Xiaomi announced Wednesday that it had made a $300 million strategic investment in iQiyi, Baidu’s video platform. This is the second major investment in video for the company, after it announced an undisclosed investment in rival video streaming platform Youku (NYSE: YOKU) earlier this month.
Xiaomi executives said in early November that the company plans to spend $1 billion investing in online video content, and funding the creation of original content. With the launch of its line of televisions and MiBox set-top box sets earlier this year Xiaomi now needs a plan for a multi-screen ecosystem of content to span both screens.
Both iQiyi and Youkou license a wide range of both domestic and Hollywood content. In addition the two companies produce their own feature-length and episodic content for the web.

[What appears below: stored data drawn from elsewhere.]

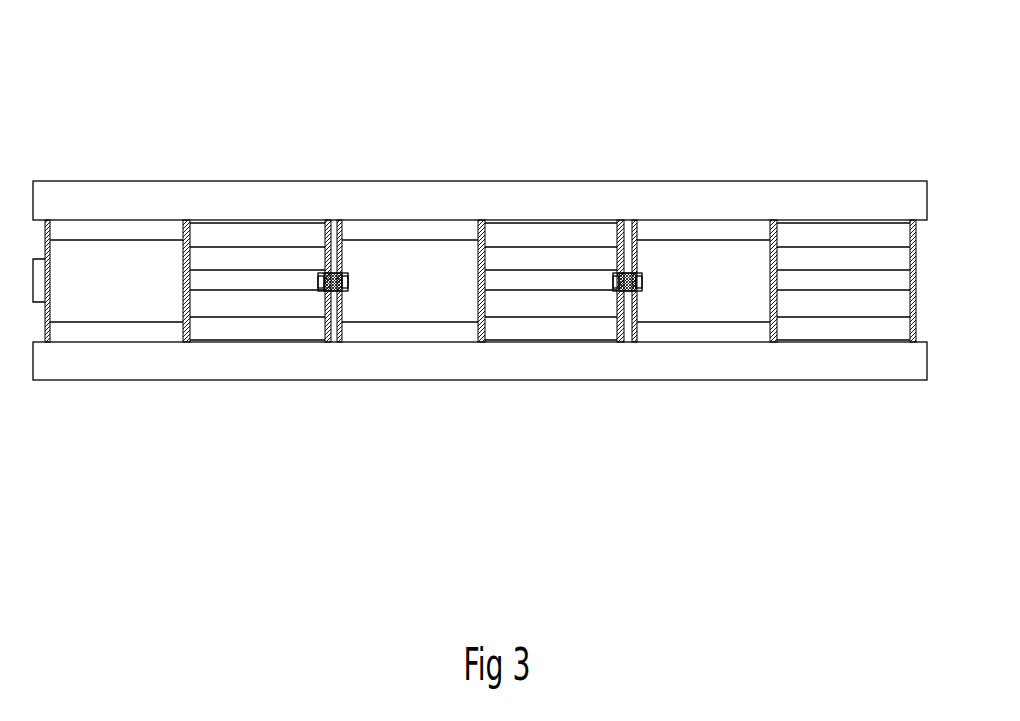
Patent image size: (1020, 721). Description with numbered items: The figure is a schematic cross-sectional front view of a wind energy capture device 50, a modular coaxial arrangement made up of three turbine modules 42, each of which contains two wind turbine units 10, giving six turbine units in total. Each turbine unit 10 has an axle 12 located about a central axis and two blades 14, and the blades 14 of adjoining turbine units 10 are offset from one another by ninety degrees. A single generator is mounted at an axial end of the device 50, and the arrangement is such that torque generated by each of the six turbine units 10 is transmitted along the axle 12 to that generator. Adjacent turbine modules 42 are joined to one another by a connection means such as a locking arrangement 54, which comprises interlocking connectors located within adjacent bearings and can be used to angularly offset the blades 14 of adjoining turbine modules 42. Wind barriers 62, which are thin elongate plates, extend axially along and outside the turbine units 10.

The wind energy capture device 50 is at (76, 102).
The wind turbine unit 10 is at (110, 225).
The blade 14 is at (203, 235).
The axle 12 is at (293, 282).
The locking arrangement 54 is at (333, 288).
The turbine module 42 is at (167, 397).
The wind barrier 62 is at (475, 210).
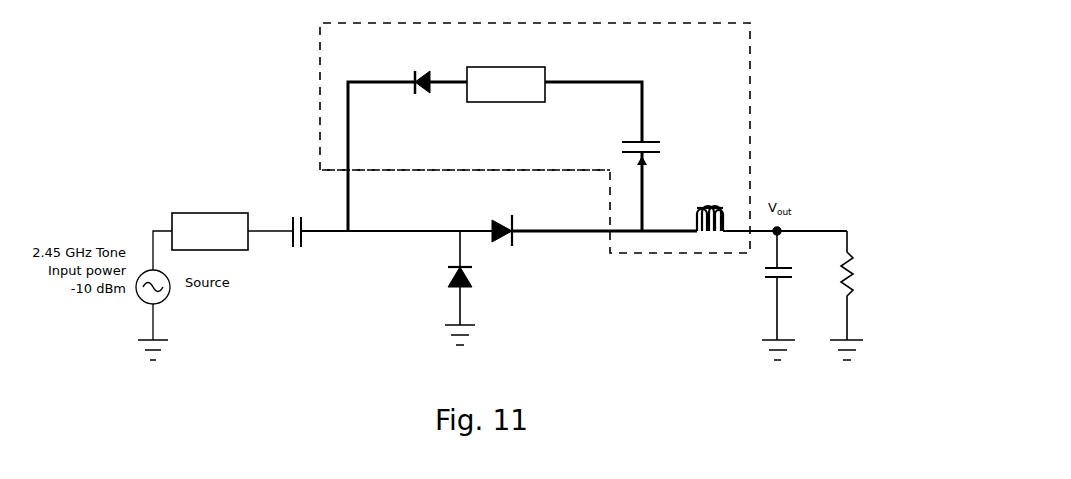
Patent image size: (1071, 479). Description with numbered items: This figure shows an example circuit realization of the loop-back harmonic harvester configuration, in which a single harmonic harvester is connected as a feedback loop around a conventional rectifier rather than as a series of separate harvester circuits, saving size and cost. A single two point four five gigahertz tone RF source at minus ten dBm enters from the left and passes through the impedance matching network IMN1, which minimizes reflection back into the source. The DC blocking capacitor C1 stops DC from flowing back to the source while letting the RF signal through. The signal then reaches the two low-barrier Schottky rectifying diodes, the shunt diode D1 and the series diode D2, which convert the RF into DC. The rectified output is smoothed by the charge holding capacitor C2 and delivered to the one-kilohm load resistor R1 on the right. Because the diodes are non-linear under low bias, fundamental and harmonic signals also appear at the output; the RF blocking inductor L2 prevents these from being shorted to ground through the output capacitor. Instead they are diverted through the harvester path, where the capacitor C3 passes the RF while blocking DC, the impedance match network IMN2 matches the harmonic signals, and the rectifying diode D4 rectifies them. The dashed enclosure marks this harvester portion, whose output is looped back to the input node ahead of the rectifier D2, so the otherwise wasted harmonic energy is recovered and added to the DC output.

The impedance matching network IMN1 is at (210, 231).
The impedance match network circuit IMN2 is at (506, 84).
The DC blocking capacitor C1 is at (294, 215).
The charge holding capacitor C2 is at (764, 295).
The DC blocking capacitor of harmonic harvester C3 is at (657, 184).
The rectifying diode D1 is at (440, 288).
The rectifying diode D2 is at (593, 241).
The rectifying diode of feedback loop D4 is at (440, 68).
The RF blocking inductor L2 is at (466, 178).
The load resistor R1 is at (876, 295).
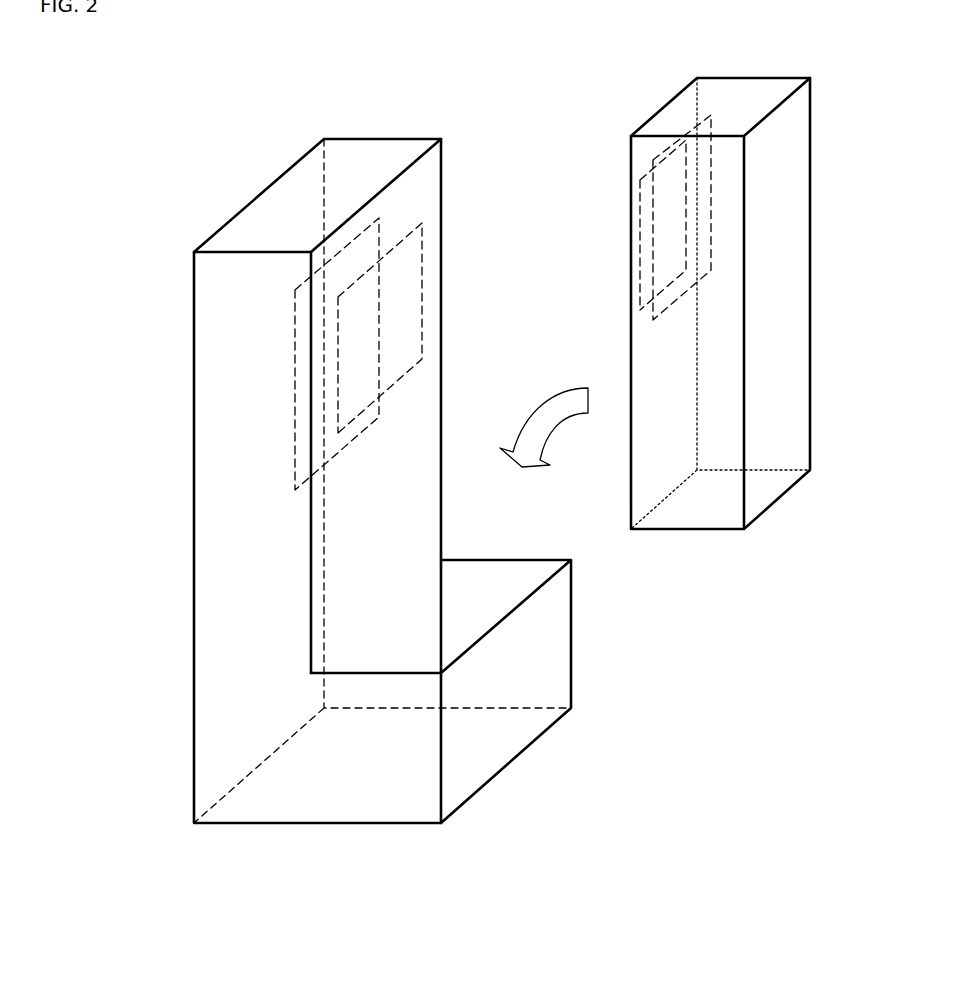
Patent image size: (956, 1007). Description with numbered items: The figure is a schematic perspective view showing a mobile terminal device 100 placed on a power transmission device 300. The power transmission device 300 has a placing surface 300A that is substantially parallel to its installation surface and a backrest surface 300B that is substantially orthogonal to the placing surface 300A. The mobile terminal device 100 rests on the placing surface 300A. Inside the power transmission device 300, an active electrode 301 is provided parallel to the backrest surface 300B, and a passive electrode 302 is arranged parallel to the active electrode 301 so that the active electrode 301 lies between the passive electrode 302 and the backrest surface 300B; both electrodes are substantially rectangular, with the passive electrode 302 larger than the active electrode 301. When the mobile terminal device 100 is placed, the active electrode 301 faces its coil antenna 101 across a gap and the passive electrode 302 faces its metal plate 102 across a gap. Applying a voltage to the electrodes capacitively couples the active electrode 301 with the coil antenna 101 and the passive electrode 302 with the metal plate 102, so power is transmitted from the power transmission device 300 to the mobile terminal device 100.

The power transmission device 300 is at (324, 139).
The placing surface 300A is at (483, 568).
The backrest surface 300B is at (436, 199).
The active electrode 301 is at (422, 357).
The passive electrode 302 is at (379, 417).
The mobile terminal device 100 is at (697, 78).
The coil antenna 101 is at (640, 180).
The metal plate 102 is at (711, 115).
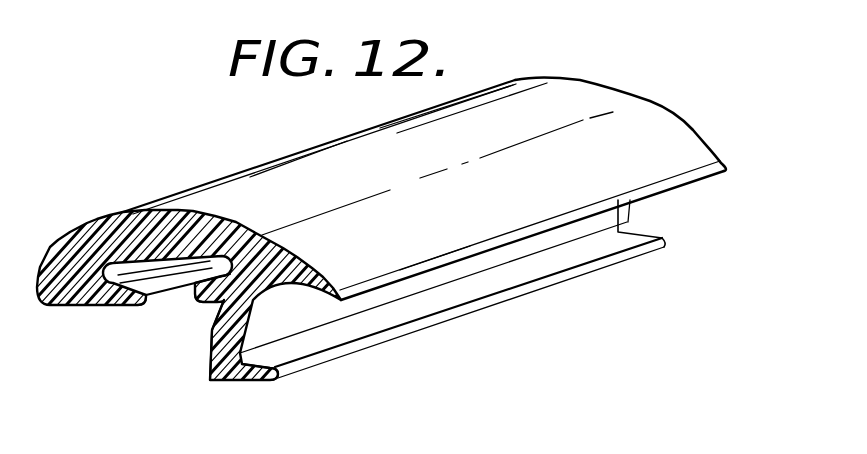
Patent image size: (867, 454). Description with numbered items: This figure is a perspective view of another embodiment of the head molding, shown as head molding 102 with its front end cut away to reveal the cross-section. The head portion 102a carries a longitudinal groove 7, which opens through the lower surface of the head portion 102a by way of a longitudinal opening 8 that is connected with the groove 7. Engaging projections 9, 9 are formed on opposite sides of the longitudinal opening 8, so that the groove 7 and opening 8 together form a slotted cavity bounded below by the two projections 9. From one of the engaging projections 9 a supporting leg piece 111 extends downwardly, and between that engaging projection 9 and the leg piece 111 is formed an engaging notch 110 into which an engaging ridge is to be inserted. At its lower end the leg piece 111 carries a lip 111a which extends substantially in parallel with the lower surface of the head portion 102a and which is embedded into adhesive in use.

The head molding 102 is at (578, 82).
The head portion 102a is at (262, 173).
The longitudinal groove 7 is at (143, 258).
The longitudinal opening 8 is at (173, 300).
The engaging projections 9 is at (127, 310).
The engaging notch 110 is at (205, 305).
The leg piece 111 is at (250, 320).
The lip 111a is at (250, 382).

“This round investment by Xiaomi shows that Xiaomi recognises the high value and future prospects of both the online video industry as a whole and iQIYI as a company. We believe that through Baidu, Xiaomi, iQIYI‘s joint efforts, we can usher in a new stage of development for the whole Internet industry, and create a vibrant and more complete, video ecosystem,” said Gong Yu, CEO of iQIYI, in a statement.
Chinese consumption of episodic and feature-length content from the web far surpasses that of users in the west. Traditional television in China, such as what is distributed over terrestrial broadcast, cable, satellite, or IPTV overwhelmingly consists of CCTV — China’s state broadcaster. The hunger for something not as banal and boring as a state broadcaster has driven a diverse and robust ecosystem of content producers developing media for online.
However companies such as Youkou and iQIYI have encountered something of a roadblock from China’s state censors,The State Administration of Press, Publication, Radio, Film and Television. The bureau said in September that it was considering imposing a limit that would see foreign content restricted to a maximum of 30%.